A sponge that thrives in frigid Antarctic waters could provide a powerful new weapon against MRSA, a sometimes fatal infection that has become highly resistant to antibiotics.
Scientists from the University of South Florida Center for Drug Discovery and Innovation search the world for natural chemicals with pharmaceutical potential. Center director Bill Baker collected samples of a sponge called Dendrilla membranosa from the Southern Ocean. His team extracted a substance they named darwinolide, modified its chemical composition, and tested it against the bacteria that cause MRSA.
Writing in the journal Organic Letters, they report that only 1.6 percent of the bacteria survived and grew.
MRSA — methicillin-resistant Staphylococcus aureus — was once a serious problem only in health care settings, such as hospitals and nursing homes.

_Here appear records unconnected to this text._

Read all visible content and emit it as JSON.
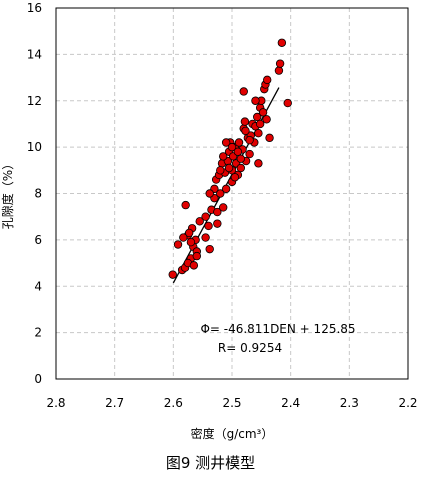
{
  "chart_data": {
    "type": "scatter",
    "xlabel": "密度（g/cm³）",
    "ylabel": "孔隙度（%）",
    "xlim": [
      2.8,
      2.2
    ],
    "ylim": [
      0,
      16
    ],
    "x_ticks": [
      "2.8",
      "2.7",
      "2.6",
      "2.5",
      "2.4",
      "2.3",
      "2.2"
    ],
    "y_ticks": [
      "0",
      "2",
      "4",
      "6",
      "8",
      "10",
      "12",
      "14",
      "16"
    ],
    "x_reversed": true,
    "grid": true,
    "marker_color": "#e00000",
    "marker_edge": "#000000",
    "fit_line": {
      "slope": -46.811,
      "intercept": 125.85,
      "x_range": [
        2.6,
        2.42
      ]
    },
    "equation": "Φ= -46.811DEN + 125.85",
    "r_text": "R= 0.9254",
    "points": [
      [
        2.601,
        4.5
      ],
      [
        2.592,
        5.8
      ],
      [
        2.585,
        4.7
      ],
      [
        2.58,
        4.8
      ],
      [
        2.575,
        6.2
      ],
      [
        2.579,
        7.5
      ],
      [
        2.57,
        5.2
      ],
      [
        2.575,
        5.0
      ],
      [
        2.566,
        5.7
      ],
      [
        2.56,
        5.5
      ],
      [
        2.568,
        6.5
      ],
      [
        2.562,
        6.0
      ],
      [
        2.555,
        6.8
      ],
      [
        2.565,
        4.9
      ],
      [
        2.573,
        6.3
      ],
      [
        2.583,
        6.1
      ],
      [
        2.56,
        5.3
      ],
      [
        2.57,
        5.9
      ],
      [
        2.545,
        6.1
      ],
      [
        2.54,
        6.6
      ],
      [
        2.538,
        5.6
      ],
      [
        2.535,
        7.3
      ],
      [
        2.53,
        7.8
      ],
      [
        2.527,
        8.6
      ],
      [
        2.525,
        7.2
      ],
      [
        2.522,
        8.8
      ],
      [
        2.52,
        8.0
      ],
      [
        2.517,
        9.3
      ],
      [
        2.515,
        7.4
      ],
      [
        2.512,
        8.9
      ],
      [
        2.51,
        8.2
      ],
      [
        2.507,
        9.4
      ],
      [
        2.505,
        9.8
      ],
      [
        2.503,
        10.2
      ],
      [
        2.5,
        9.0
      ],
      [
        2.498,
        9.6
      ],
      [
        2.495,
        10.0
      ],
      [
        2.493,
        9.3
      ],
      [
        2.49,
        8.8
      ],
      [
        2.488,
        10.2
      ],
      [
        2.485,
        9.1
      ],
      [
        2.482,
        9.9
      ],
      [
        2.48,
        10.8
      ],
      [
        2.478,
        11.1
      ],
      [
        2.476,
        9.4
      ],
      [
        2.473,
        10.4
      ],
      [
        2.47,
        9.7
      ],
      [
        2.468,
        10.5
      ],
      [
        2.465,
        11.0
      ],
      [
        2.462,
        10.2
      ],
      [
        2.46,
        10.9
      ],
      [
        2.457,
        11.3
      ],
      [
        2.455,
        10.6
      ],
      [
        2.452,
        11.7
      ],
      [
        2.45,
        12.0
      ],
      [
        2.447,
        11.5
      ],
      [
        2.445,
        12.5
      ],
      [
        2.443,
        12.7
      ],
      [
        2.44,
        12.9
      ],
      [
        2.436,
        10.4
      ],
      [
        2.42,
        13.3
      ],
      [
        2.418,
        13.6
      ],
      [
        2.415,
        14.5
      ],
      [
        2.405,
        11.9
      ],
      [
        2.48,
        12.4
      ],
      [
        2.455,
        9.3
      ],
      [
        2.51,
        10.2
      ],
      [
        2.52,
        9.0
      ],
      [
        2.5,
        8.5
      ],
      [
        2.53,
        8.2
      ],
      [
        2.545,
        7.0
      ],
      [
        2.525,
        6.7
      ],
      [
        2.538,
        8.0
      ],
      [
        2.505,
        9.1
      ],
      [
        2.495,
        8.7
      ],
      [
        2.485,
        9.5
      ],
      [
        2.47,
        10.3
      ],
      [
        2.452,
        11.0
      ],
      [
        2.515,
        9.6
      ],
      [
        2.5,
        10.0
      ],
      [
        2.49,
        9.8
      ],
      [
        2.477,
        10.7
      ],
      [
        2.46,
        12.0
      ],
      [
        2.441,
        11.2
      ]
    ]
  },
  "caption": "图9 测井模型"
}
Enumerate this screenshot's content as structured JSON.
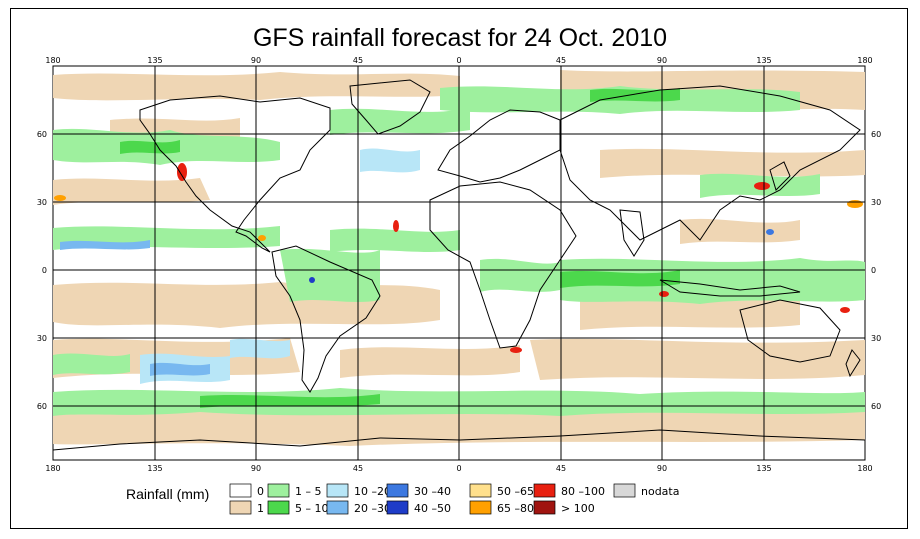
{
  "title": "GFS rainfall forecast for 24 Oct. 2010",
  "axes": {
    "lon_ticks": [
      "180",
      "135",
      "90",
      "45",
      "0",
      "45",
      "90",
      "135",
      "180"
    ],
    "lat_ticks": [
      "60",
      "30",
      "0",
      "30",
      "60"
    ]
  },
  "legend": {
    "label": "Rainfall (mm)",
    "entries": [
      {
        "label": "0",
        "color": "#ffffff"
      },
      {
        "label": "1",
        "color": "#efd6b4"
      },
      {
        "label": "1 – 5",
        "color": "#9ef09e"
      },
      {
        "label": "5 – 10",
        "color": "#4cd84c"
      },
      {
        "label": "10 –20",
        "color": "#b8e6f7"
      },
      {
        "label": "20 –30",
        "color": "#78b8f0"
      },
      {
        "label": "30 –40",
        "color": "#3c78e0"
      },
      {
        "label": "40 –50",
        "color": "#1e3cc8"
      },
      {
        "label": "50 –65",
        "color": "#ffe08c"
      },
      {
        "label": "65 –80",
        "color": "#ffa000"
      },
      {
        "label": "80 –100",
        "color": "#e82010"
      },
      {
        "label": "> 100",
        "color": "#a01410"
      },
      {
        "label": "nodata",
        "color": "#d8d8d8"
      }
    ]
  }
}
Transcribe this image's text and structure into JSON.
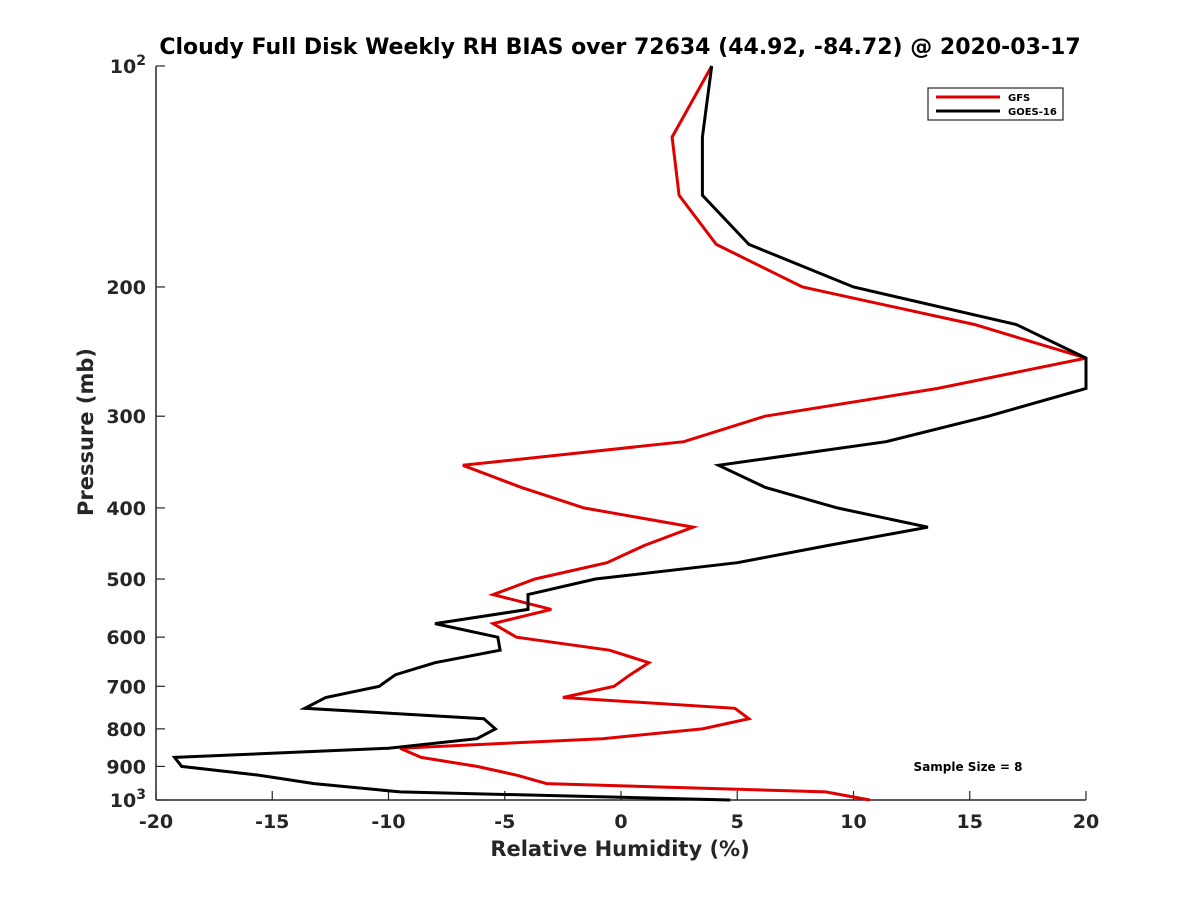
{
  "chart_data": {
    "type": "line",
    "title": "Cloudy Full Disk Weekly RH BIAS over 72634 (44.92, -84.72) @ 2020-03-17",
    "xlabel": "Relative Humidity (%)",
    "ylabel": "Pressure (mb)",
    "xlim": [
      -20,
      20
    ],
    "ylim": [
      100,
      1000
    ],
    "y_scale": "log",
    "y_reversed": true,
    "grid": false,
    "legend_position": "top-right",
    "x_ticks": [
      -20,
      -15,
      -10,
      -5,
      0,
      5,
      10,
      15,
      20
    ],
    "x_tick_labels": [
      "-20",
      "-15",
      "-10",
      "-5",
      "0",
      "5",
      "10",
      "15",
      "20"
    ],
    "y_ticks": [
      100,
      200,
      300,
      400,
      500,
      600,
      700,
      800,
      900,
      1000
    ],
    "y_tick_labels": [
      {
        "base": "10",
        "exp": "2"
      },
      {
        "base": "200",
        "exp": ""
      },
      {
        "base": "300",
        "exp": ""
      },
      {
        "base": "400",
        "exp": ""
      },
      {
        "base": "500",
        "exp": ""
      },
      {
        "base": "600",
        "exp": ""
      },
      {
        "base": "700",
        "exp": ""
      },
      {
        "base": "800",
        "exp": ""
      },
      {
        "base": "900",
        "exp": ""
      },
      {
        "base": "10",
        "exp": "3"
      }
    ],
    "annotation": "Sample Size = 8",
    "series": [
      {
        "name": "GFS",
        "color": "#e00000",
        "points": [
          [
            3.9,
            100
          ],
          [
            2.2,
            125
          ],
          [
            2.5,
            150
          ],
          [
            4.1,
            175
          ],
          [
            7.8,
            200
          ],
          [
            15.2,
            225
          ],
          [
            20,
            250
          ],
          [
            13.6,
            275
          ],
          [
            6.2,
            300
          ],
          [
            2.7,
            325
          ],
          [
            -6.8,
            350
          ],
          [
            -4.3,
            375
          ],
          [
            -1.6,
            400
          ],
          [
            3.1,
            425
          ],
          [
            1.0,
            450
          ],
          [
            -0.6,
            475
          ],
          [
            -3.7,
            500
          ],
          [
            -5.5,
            525
          ],
          [
            -3.0,
            550
          ],
          [
            -5.5,
            575
          ],
          [
            -4.5,
            600
          ],
          [
            -0.5,
            625
          ],
          [
            1.2,
            650
          ],
          [
            0.4,
            675
          ],
          [
            -0.3,
            700
          ],
          [
            -2.5,
            725
          ],
          [
            4.9,
            750
          ],
          [
            5.5,
            775
          ],
          [
            3.5,
            800
          ],
          [
            -0.8,
            825
          ],
          [
            -9.5,
            850
          ],
          [
            -8.6,
            875
          ],
          [
            -6.2,
            900
          ],
          [
            -4.5,
            925
          ],
          [
            -3.2,
            950
          ],
          [
            8.8,
            975
          ],
          [
            10.7,
            1000
          ]
        ]
      },
      {
        "name": "GOES-16",
        "color": "#000000",
        "points": [
          [
            3.9,
            100
          ],
          [
            3.5,
            125
          ],
          [
            3.5,
            150
          ],
          [
            5.5,
            175
          ],
          [
            10.0,
            200
          ],
          [
            17.0,
            225
          ],
          [
            20,
            250
          ],
          [
            20,
            275
          ],
          [
            15.8,
            300
          ],
          [
            11.4,
            325
          ],
          [
            4.2,
            350
          ],
          [
            6.2,
            375
          ],
          [
            9.3,
            400
          ],
          [
            13.2,
            425
          ],
          [
            8.9,
            450
          ],
          [
            5.0,
            475
          ],
          [
            -1.1,
            500
          ],
          [
            -4.0,
            525
          ],
          [
            -4.0,
            550
          ],
          [
            -8.0,
            575
          ],
          [
            -5.3,
            600
          ],
          [
            -5.2,
            625
          ],
          [
            -8.0,
            650
          ],
          [
            -9.7,
            675
          ],
          [
            -10.4,
            700
          ],
          [
            -12.7,
            725
          ],
          [
            -13.6,
            750
          ],
          [
            -5.9,
            775
          ],
          [
            -5.4,
            800
          ],
          [
            -6.2,
            825
          ],
          [
            -10.0,
            850
          ],
          [
            -19.2,
            875
          ],
          [
            -18.9,
            900
          ],
          [
            -15.6,
            925
          ],
          [
            -13.2,
            950
          ],
          [
            -9.5,
            975
          ],
          [
            4.7,
            1000
          ]
        ]
      }
    ]
  }
}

But the infection is now found in locker rooms, gyms and schools.
It is especially dangerous because it can cause infections almost anywhere in the body, from the skin to the lungs to the lining of the heart. It has developed resistance to the most powerful antibiotics in the medical arsenal.
MRSA bacteria, like many other bacteria, form a biofilm around them as a protective shell. Antibiotics have a hard time penetrating that shell to kill the bacteria inside. Darwinolide appears to attack the biofilm.
That, say the researchers, suggests "that darwinolide may present a highly suitable scaffold for the development of urgently needed, novel, anti-biofilm-specific antibiotics."